‘Ron’s Place’ saved by mystery benefactor

After a 33-year transformation by artist Ron Gittins, a flat in Oxton filled with a range of fascinating art has been purchased following a campaign to preserve it.

Until his death in 2019 aged 79, Ron Gittins obsessively painted walls, ceilings and floors of his rented flat, creating an idiosyncratic living monument to his passion for ancient history.

Ron also sculpted four massive concrete fireplaces, most notably, one in the form of a roaring lion’s head and another in the form of a minotaur.

Much of the work was completed in secret and it was not until after Ron’s death that the full extent of his creativity was discovered.

When the property was put up for auction, there were concerns that Ron’s unique work would be lost forever. However, an anonymous benefactor stepped up and bought the property at auction to save the artwork.

The Saving Ron’s Place group revealed that the mystery donor had loaned the necessary £335,000.

The loan is expected to become a gift, enabling the property to be managed as a charity aimed at promoting art and raising awareness of mental health issues.

Local filmmaker Martin Wallace became involved with the campaign to save Ron’s Place after reading about the property in the local press.

Martin directed a groundbreaking Channel 4 series in 1998 called ‘Journeys Into The Outside with Jarvis Cocker‘, in which Jarvis Cocker travelled the globe exploring Outsider Art.

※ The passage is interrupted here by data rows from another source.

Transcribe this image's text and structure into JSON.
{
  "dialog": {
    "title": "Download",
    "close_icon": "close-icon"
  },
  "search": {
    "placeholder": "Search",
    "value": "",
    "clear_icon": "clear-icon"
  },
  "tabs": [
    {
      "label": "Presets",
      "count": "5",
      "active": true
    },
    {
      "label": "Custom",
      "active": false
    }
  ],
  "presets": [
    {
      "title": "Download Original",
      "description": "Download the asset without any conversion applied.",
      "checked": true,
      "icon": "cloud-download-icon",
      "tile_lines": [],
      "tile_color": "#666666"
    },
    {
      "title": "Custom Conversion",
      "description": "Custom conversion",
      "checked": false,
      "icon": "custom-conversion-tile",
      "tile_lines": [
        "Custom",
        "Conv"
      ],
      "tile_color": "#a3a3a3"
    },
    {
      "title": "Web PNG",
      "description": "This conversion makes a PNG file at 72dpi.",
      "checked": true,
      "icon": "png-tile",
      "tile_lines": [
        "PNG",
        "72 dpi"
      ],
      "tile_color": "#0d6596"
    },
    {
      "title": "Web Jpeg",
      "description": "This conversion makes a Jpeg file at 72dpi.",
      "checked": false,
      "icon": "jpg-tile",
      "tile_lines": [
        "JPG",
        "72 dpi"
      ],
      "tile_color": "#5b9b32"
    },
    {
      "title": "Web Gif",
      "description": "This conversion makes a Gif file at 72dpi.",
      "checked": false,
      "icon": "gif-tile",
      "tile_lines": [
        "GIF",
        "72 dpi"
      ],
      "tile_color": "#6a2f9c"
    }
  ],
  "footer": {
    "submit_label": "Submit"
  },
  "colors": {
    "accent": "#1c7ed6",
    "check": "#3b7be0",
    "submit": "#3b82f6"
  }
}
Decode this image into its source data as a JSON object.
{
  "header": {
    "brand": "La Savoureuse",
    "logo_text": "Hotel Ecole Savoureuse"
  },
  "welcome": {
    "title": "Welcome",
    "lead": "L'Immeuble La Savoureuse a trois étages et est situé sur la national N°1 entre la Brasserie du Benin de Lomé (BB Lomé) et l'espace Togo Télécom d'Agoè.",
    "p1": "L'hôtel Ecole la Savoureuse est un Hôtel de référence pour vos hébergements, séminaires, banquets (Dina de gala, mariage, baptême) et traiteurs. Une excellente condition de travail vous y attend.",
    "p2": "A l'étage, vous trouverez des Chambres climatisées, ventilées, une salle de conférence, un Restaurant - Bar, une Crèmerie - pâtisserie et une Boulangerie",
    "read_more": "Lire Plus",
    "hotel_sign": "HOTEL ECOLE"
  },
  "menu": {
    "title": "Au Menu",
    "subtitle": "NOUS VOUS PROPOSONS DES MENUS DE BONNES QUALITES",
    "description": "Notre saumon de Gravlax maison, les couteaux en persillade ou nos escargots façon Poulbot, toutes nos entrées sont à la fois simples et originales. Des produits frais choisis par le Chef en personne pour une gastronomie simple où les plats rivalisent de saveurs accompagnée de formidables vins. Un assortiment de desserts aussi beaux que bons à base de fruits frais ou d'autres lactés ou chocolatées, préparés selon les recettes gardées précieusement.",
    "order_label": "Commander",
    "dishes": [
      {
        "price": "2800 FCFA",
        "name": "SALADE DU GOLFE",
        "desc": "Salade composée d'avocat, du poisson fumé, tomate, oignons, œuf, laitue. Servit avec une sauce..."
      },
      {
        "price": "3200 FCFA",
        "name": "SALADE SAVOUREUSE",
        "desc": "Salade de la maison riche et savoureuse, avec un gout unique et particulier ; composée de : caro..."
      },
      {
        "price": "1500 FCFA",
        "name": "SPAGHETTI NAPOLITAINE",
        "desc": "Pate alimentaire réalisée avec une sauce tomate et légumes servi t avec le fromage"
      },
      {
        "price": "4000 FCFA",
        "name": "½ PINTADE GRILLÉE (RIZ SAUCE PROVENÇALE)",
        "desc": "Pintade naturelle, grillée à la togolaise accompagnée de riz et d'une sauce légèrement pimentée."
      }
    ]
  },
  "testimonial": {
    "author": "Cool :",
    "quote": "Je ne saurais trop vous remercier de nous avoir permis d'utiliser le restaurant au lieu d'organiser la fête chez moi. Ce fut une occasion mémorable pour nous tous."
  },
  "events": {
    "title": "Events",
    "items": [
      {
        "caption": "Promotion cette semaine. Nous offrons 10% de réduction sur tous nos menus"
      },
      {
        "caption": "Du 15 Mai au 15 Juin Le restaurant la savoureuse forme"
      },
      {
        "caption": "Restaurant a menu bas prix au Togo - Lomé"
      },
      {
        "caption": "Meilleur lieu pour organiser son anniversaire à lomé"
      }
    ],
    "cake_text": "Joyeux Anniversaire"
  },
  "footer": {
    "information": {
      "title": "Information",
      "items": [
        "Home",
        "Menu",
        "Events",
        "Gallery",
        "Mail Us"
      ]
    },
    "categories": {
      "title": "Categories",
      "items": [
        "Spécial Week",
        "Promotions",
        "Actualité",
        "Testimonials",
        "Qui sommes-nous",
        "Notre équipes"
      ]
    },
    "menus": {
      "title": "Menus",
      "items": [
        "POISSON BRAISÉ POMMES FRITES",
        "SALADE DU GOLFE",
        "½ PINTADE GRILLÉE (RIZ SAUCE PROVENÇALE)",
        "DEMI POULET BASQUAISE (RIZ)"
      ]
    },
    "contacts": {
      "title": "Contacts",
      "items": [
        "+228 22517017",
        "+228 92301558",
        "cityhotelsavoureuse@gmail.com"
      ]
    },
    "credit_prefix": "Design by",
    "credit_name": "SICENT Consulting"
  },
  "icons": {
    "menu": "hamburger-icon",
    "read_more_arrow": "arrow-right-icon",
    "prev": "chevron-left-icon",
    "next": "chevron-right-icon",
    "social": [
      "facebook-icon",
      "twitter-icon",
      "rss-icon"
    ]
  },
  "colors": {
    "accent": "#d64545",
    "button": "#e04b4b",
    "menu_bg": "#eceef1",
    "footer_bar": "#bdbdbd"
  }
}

Martin only found out this morning that the benefactor would provide financial backing to secure the future of the property. Martin told birkenhead.news that it was “fantastic” news and that after a month or so of toing-and-froing with solicitors’ paperwork and some urgent repair work to the property, they hope to have the project up and running as soon as possible.

Christopher Lee-Power attended Withens Lane Collage in Wallasey at the same time as Ron. He said, “Our paths crossed at Withens Lane College 36 years ago, and I am forever grateful for the impact Ron had on my life. His flat was the crown jewel of his artistic legacy, a true wonderland of imagination and creativity.

“Ron may be gone, but his memory lives on in the magic he created. As a young person struggling with disabilities, he mentored and guided me, helping me find my voice and my passion for drama and art. I owe him everything.”

Chris Johnson, Auctioneer at Smith and Sons commented, “Ron’s Place was inevitably the most talked about lot in the auction, attracting extensive media coverage from local and international press. Ron Gittins had passed in 2019 and his home, along with other apartments in the building, was owned by the landlord who eventually decided to sell the property using the auction room for a transparent and straightforward sale.

“We were really pleased to see Ron’s Place saved when an anonymous benefactor stepped in to help make the purchase happen and retain the building and it’s amazing content. The building sold for £335,000 against an original guide of £325,000 – £350,000.

“Bringing properties to auction focuses the mind and brings a sense of urgency which is often helpful to both buyers and sellers. This was definitely the case here and we’re pleased supporters and campaigners were able to save this property, showcase this important work and utilise the rest of the building.”